Staatsrechtler: Anti-Israel-Demos grundsätzlich legitim
Auch Demonstrationen für die palästinensische Hamas und gegen den israelischen Staat sind nach Worten des Staatsrechtlers Clemens Arzt in Deutschland zunächst legitim. Man könne sie zwar politisch verurteilen, „aber man muss es verfassungsrechtlich aushalten“, sagte der Berliner Jurist im Interview der „Welt“ (Donnerstag). „Jeder Mensch, der meint, für die Rechte der Palästinenser demonstrieren zu wollen, darf das tun, auch wenn die Hamas Verbrechen begeht.“
Zwar habe Deutschland habe aus seiner historischen Verantwortung nach Nationalsozialismus und Schoah den Schutz Israels zur Staatsräson erklärt, so Arzt weiter. Daraus ergäben sich aber keine Sonderregeln, das Versammlungsrecht gelte dennoch uneingeschränkt. „Daher muss eine Kritik an Israel zulässig sein, auch am Umgang Israels mit den Palästinensern in den vergangenen Jahren und Jahrzehnten.“
Ob mit den Demonstrationen die Grenze zur Volksverhetzung und damit zum Strafrecht überschritten wird, was die Auflösung einer Demonstration durch die Polizei rechtfertige, kann laut Arzt nicht einfach beantwortet werden. Parolen, die etwa ein freies Palästina forderten, könnten unterschiedlich ausgelegt und nicht zwingend auf eine Leugnung des Existenzrechts Israels gedeutet werden. „Wenn das Recht benutzt wird, die Staatsräson zu bedienen, wird es schwierig. Versammlungsfreiheit bedeutet Staatsferne.
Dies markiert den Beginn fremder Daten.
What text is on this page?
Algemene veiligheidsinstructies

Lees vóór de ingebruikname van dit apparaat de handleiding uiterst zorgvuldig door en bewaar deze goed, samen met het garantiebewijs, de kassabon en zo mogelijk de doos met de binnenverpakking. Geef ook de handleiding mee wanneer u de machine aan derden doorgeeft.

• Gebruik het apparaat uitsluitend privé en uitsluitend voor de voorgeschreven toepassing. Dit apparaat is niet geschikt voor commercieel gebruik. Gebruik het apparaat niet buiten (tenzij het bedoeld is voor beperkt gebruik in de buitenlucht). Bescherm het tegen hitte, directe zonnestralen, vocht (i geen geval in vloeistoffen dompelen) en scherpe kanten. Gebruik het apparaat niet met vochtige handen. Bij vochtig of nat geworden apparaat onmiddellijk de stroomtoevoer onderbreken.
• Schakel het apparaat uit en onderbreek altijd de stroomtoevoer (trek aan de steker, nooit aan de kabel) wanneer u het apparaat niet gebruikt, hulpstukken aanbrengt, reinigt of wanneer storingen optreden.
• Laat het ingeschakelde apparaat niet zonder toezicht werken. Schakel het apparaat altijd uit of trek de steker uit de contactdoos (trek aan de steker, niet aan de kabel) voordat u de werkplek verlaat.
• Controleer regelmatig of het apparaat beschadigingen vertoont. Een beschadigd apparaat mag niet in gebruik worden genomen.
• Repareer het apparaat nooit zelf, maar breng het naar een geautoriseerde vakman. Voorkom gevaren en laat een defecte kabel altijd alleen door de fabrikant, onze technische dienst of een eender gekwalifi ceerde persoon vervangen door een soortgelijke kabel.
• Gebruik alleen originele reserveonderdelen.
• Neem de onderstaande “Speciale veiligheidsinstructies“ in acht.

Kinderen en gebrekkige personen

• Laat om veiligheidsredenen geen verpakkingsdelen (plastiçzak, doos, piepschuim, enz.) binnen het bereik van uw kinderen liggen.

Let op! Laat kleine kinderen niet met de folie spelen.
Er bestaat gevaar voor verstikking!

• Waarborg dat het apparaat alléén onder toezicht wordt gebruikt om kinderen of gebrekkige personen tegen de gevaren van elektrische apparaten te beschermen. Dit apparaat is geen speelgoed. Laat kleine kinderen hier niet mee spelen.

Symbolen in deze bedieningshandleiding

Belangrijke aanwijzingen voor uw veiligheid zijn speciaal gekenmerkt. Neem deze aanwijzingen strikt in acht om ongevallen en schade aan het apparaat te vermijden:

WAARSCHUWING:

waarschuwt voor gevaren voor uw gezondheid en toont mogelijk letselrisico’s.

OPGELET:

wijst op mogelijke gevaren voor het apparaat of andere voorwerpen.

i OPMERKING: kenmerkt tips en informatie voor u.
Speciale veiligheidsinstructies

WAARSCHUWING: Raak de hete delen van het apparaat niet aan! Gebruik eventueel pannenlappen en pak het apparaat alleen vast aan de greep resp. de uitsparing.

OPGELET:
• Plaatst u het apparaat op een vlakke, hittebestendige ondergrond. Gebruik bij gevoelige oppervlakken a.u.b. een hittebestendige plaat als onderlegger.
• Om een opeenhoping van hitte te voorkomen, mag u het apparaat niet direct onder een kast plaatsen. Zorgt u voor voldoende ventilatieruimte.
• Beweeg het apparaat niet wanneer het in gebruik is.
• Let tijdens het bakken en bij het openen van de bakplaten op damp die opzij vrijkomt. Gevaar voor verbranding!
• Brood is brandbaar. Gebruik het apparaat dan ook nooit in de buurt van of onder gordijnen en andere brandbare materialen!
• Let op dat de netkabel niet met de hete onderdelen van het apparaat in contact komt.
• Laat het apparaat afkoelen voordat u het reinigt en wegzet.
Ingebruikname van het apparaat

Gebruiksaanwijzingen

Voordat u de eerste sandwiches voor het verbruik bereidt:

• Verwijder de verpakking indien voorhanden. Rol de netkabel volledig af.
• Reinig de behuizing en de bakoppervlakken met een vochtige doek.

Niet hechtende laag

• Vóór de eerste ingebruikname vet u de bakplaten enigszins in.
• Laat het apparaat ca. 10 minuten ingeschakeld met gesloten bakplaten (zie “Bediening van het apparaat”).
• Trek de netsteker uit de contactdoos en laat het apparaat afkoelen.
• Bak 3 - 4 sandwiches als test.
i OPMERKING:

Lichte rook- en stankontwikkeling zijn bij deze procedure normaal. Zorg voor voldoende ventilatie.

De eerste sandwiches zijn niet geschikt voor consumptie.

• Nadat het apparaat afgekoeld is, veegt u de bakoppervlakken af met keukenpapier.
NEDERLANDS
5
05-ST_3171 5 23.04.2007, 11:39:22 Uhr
Das ist ein Recht der Minderheit“, betonte der Staatsrechtler. „Und wenn Menschen meinen, dass das, wofür demonstriert wird, eine ‚Schweinerei‘ ist, dann sollten sie dagegen demonstrieren.“
Auch dürften Versammlungen im Vorfeld nur in Ausnahmefällen verboten werden. Dafür müssten konkrete Gefahren für die öffentliche Sicherheit geltend gemacht werden können, erklärte Arzt. Nach dem Angriff der Hamas auf Israel am vergangenen Wochenende hatte es in mehreren deutschen Städten Unterstützerdemonstrationen für die Terrorgruppe gegeben. Zuletzt hatten Berlin und Frankfurt nun pro-palästinensische Kundgebungen verboten.